El muchacho invariablemente contestaba:
—No.
A la soga ya le había salido una lengüita, en el sito de la cabeza, que era algo
aplastada, con barba; su cola, deshilachada, parecía de dragón. Toñito quiso ahorcar un
gato con la soga. La soga se rehusó. Era buena. ¿Una soga, de qué se alimenta? ¡Hay
tantas en el mundo! En los barcos, en las casas, en las tiendas, en los museos, en todas
partes... Toñito decidió que era herbívora; le dio pasto y le dio agua. La bautizó con el
nombre Prímula. Cuando lanzaba la soga, a cada movimiento, decía: “Prímula, vamos
Prímula.” Y Prímula obedecía. Toñito tomó la costumbre de dormir con Prímula en la
cama, con la precaución de colocarle la cabecita sobre la almohada y la cola bien abajo,
entre las cobijas.
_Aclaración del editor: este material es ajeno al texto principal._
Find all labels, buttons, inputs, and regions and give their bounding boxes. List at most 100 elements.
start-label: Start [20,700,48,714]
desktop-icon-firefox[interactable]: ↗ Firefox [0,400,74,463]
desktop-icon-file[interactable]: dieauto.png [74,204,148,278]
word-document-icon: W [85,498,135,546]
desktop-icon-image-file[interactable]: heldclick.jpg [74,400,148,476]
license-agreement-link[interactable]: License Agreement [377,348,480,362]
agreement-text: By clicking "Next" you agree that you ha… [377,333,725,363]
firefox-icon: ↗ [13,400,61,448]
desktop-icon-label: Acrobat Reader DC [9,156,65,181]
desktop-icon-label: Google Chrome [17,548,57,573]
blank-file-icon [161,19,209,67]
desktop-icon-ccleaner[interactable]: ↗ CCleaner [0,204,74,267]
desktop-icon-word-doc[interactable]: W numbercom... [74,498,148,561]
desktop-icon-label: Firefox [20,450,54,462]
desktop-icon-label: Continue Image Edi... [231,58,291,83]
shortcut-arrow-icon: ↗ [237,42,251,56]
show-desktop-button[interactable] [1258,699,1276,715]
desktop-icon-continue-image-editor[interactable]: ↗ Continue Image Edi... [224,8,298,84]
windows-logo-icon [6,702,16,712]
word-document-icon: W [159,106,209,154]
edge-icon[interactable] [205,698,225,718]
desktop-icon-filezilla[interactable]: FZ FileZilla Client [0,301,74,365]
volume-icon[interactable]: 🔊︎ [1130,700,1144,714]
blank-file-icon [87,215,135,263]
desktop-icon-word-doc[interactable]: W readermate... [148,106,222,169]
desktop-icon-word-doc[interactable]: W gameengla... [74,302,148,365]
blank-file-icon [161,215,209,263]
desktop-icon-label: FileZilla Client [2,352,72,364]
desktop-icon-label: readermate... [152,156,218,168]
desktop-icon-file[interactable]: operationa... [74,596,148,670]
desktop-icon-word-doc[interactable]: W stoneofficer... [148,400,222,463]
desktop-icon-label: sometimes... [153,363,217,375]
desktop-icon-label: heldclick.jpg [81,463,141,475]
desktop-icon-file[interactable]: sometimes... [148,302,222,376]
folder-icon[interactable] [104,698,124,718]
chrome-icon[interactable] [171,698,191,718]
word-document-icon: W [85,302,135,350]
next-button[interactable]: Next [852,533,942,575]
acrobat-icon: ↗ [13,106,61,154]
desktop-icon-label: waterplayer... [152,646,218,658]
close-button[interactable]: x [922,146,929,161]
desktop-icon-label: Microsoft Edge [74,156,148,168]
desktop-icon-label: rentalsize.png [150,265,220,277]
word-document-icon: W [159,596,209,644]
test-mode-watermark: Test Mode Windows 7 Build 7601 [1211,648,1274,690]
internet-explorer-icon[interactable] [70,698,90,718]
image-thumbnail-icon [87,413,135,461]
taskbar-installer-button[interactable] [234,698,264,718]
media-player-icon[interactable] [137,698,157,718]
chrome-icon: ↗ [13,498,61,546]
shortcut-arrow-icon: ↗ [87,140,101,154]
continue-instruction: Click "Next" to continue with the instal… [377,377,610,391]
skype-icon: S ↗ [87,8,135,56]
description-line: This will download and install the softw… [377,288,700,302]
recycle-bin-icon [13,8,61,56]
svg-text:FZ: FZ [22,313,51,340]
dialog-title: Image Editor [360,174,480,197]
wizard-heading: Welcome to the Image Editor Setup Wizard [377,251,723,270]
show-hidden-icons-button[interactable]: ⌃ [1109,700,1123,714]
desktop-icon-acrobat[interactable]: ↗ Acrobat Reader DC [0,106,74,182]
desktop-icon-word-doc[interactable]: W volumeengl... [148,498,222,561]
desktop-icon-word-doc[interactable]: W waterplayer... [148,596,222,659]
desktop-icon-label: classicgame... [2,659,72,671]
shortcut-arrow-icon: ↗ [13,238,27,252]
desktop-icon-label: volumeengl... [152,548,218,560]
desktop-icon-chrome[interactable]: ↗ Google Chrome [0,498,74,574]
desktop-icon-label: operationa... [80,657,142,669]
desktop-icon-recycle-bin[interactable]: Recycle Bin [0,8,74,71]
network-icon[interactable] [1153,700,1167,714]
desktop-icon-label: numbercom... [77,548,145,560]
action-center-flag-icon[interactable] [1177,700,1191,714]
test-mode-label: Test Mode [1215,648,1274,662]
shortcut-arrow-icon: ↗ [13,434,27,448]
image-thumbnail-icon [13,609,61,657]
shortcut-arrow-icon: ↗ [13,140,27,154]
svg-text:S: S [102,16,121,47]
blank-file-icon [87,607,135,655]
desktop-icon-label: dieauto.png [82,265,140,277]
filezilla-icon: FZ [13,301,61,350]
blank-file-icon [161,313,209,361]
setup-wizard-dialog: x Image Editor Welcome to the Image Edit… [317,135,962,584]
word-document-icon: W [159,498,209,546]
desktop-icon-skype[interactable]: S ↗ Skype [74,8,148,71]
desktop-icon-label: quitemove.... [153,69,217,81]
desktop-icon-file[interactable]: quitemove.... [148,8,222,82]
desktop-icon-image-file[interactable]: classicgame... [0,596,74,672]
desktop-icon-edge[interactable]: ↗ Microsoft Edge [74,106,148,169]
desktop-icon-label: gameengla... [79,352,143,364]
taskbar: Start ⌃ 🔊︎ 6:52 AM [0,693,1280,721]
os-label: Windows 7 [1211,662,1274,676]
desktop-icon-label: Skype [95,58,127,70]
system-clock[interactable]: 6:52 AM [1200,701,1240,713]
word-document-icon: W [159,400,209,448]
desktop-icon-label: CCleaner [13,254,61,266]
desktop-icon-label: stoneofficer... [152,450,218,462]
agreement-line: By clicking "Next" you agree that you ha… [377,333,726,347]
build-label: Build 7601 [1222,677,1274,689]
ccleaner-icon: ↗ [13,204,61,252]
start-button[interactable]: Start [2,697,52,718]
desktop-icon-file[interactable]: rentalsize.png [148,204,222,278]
Una tarde de diciembre, el sol, como una bola de fuego, brillaba en el
horizonte, de modo que todo el mundo lo miraba comparándolo con la luna, hasta el
mismo Toñito, cuando lanzaba la soga. Aquella vez la soga volvió hacia atrás con la
energía de siempre y Toñito no retrocedió. La cabeza de Prímula le golpeó el pecho y le
clavó la lengua a través de la blusa. Así murió Toñito. Yo lo vi, tendido, con los ojos
abiertos. La soga, con el flequillo despeinado, enroscada junto a él, lo velaba.